Our community learning providers have risen to the challenge of supporting people with the skills they need to prepare them for work but also for life – digital skills so they can access services and support children with home schooling and wrap around support to ensure people remain connected to support their mental health. Keeping communities and residents engaged in learning through the pandemic is critical to ensure they are supported with their goals.
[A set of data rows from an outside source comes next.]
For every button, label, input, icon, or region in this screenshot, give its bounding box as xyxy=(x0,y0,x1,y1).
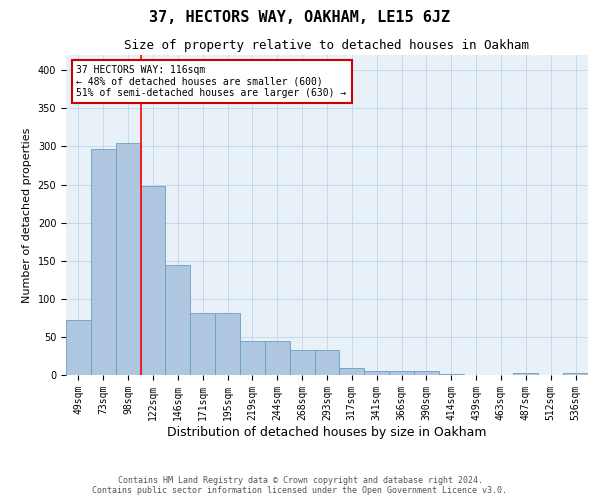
Bar xyxy=(166,266,190,375)
Bar xyxy=(563,372,588,375)
Bar xyxy=(215,312,240,375)
Y-axis label: Number of detached properties: Number of detached properties xyxy=(22,128,32,302)
Text: 37 HECTORS WAY: 116sqm
← 48% of detached houses are smaller (600)
51% of semi-de: 37 HECTORS WAY: 116sqm ← 48% of detached… xyxy=(76,64,347,98)
Bar xyxy=(240,340,265,375)
Bar xyxy=(91,148,116,375)
Text: Contains HM Land Registry data © Crown copyright and database right 2024.
Contai: Contains HM Land Registry data © Crown c… xyxy=(92,476,508,495)
X-axis label: Distribution of detached houses by size in Oakham: Distribution of detached houses by size … xyxy=(167,426,487,438)
Bar xyxy=(364,371,389,375)
Bar xyxy=(290,350,314,375)
Bar xyxy=(190,312,215,375)
Bar xyxy=(140,186,166,375)
Title: Size of property relative to detached houses in Oakham: Size of property relative to detached ho… xyxy=(125,40,530,52)
Bar xyxy=(314,350,340,375)
Bar xyxy=(340,368,364,375)
Bar xyxy=(389,371,414,375)
Bar xyxy=(514,372,538,375)
Bar xyxy=(265,340,290,375)
Bar xyxy=(439,374,464,375)
Bar xyxy=(116,144,140,375)
Text: 37, HECTORS WAY, OAKHAM, LE15 6JZ: 37, HECTORS WAY, OAKHAM, LE15 6JZ xyxy=(149,10,451,25)
Bar xyxy=(66,320,91,375)
Bar xyxy=(414,371,439,375)
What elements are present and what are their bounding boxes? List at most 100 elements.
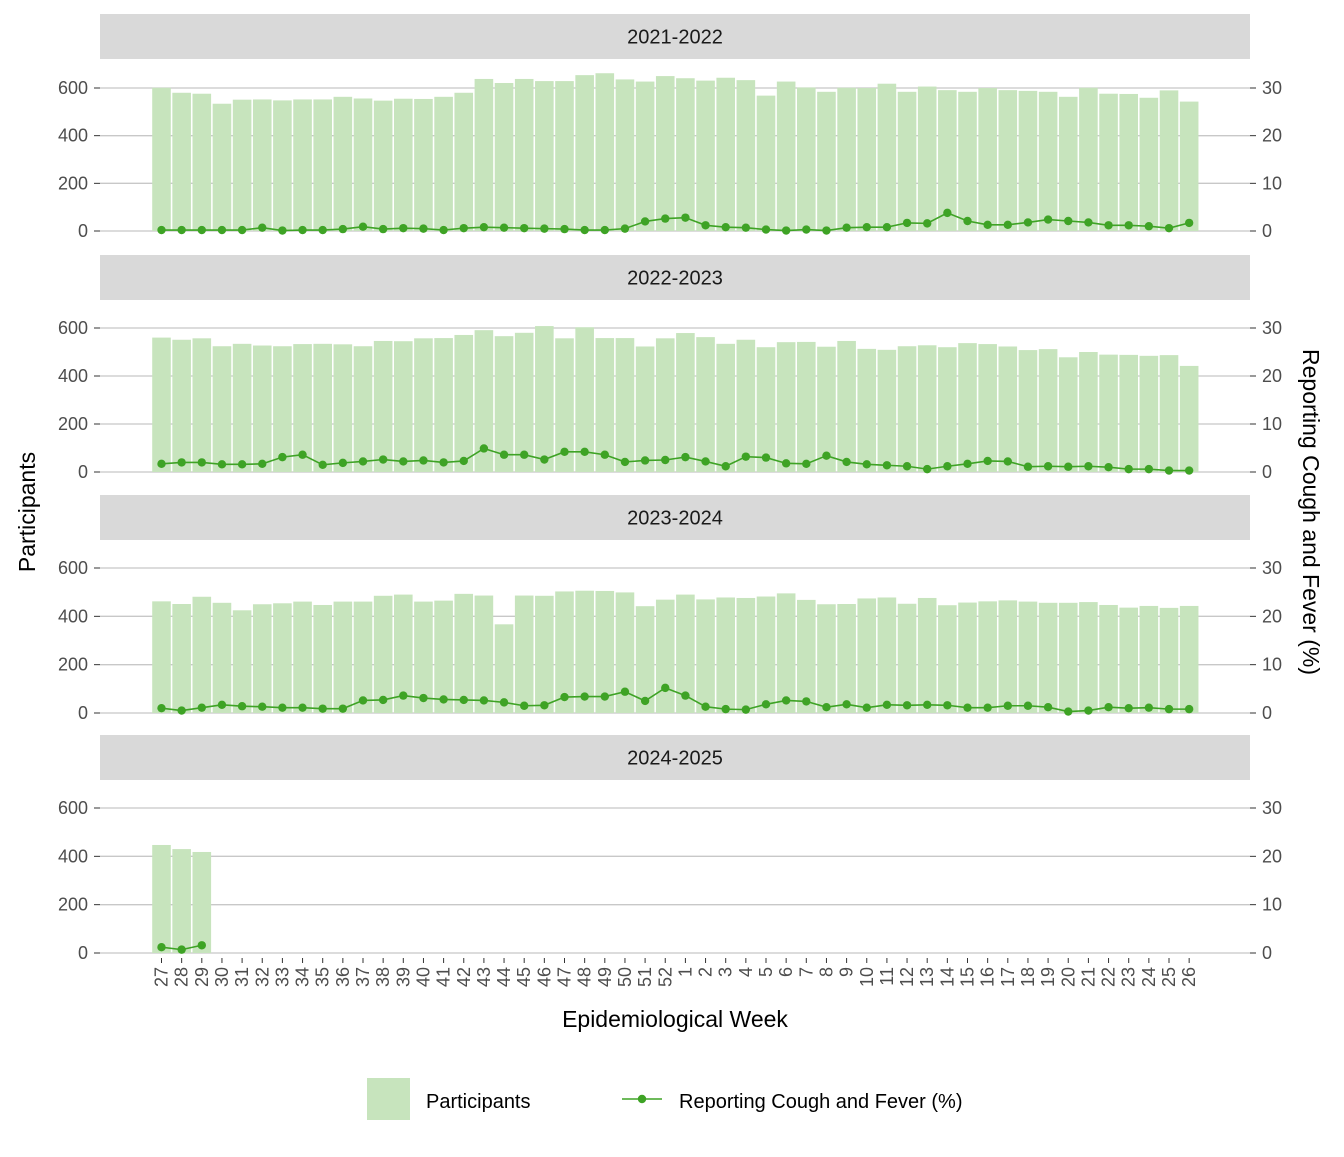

Further education is critical in safeguarding the region’s employment opportunities and supporting our economic recovery, providing people with the training and skills required to thrive in the workplace. Crucial to this success has been our investment and commitment into a place-based approach to FE and skills, working closely alongside employers to deliver exactly what they need, while adapting to the changing landscape. By working together and reacting swiftly and effectively to regional demands and a diverse audience, we believe we have a clear roadmap to navigate the pandemic, reboot our economy and accelerate growth in key sectors.
Dr Julie Nugent is Director of Skills and Productivity at the West Midlands Combined Authority. She has held a range of senior roles across government and further education, with particular expertise in financing further education, having developed new funding systems for the Skills Funding Agency and the Learning and Skills Council. Julie has worked in the Black Country and in Birmingham – strengthening her understanding of skills in improving economic competitiveness and people’s life chances. Recently Julie led on the West Midlands negotiations with Government securing the first Skills Deal in the country with additional investment of £100 million to develop the region’s skills.
Clare Hatton is Head of Skills Delivery at the West Midlands Combined Authority, leading on the delivery of the WMCA’s skills portfolio. This includes the recently-devolved £130m Adult Education Budget and a range of pilot initiatives including digital retraining, and employment support pilots. She works with regional partners to shape support for skills and employment aligned to priority growth sectors, particularly those targeted through the Local Industrial Strategy, driving up skill levels to secure sustainable employment, enhance skills and improve productivity. Previously, Clare worked for the Learning and Skills Council in senior policy roles, for PWC in their public sector practice supporting a range of national and government clients, and spent four years working in the senior leadership team at City College Coventry.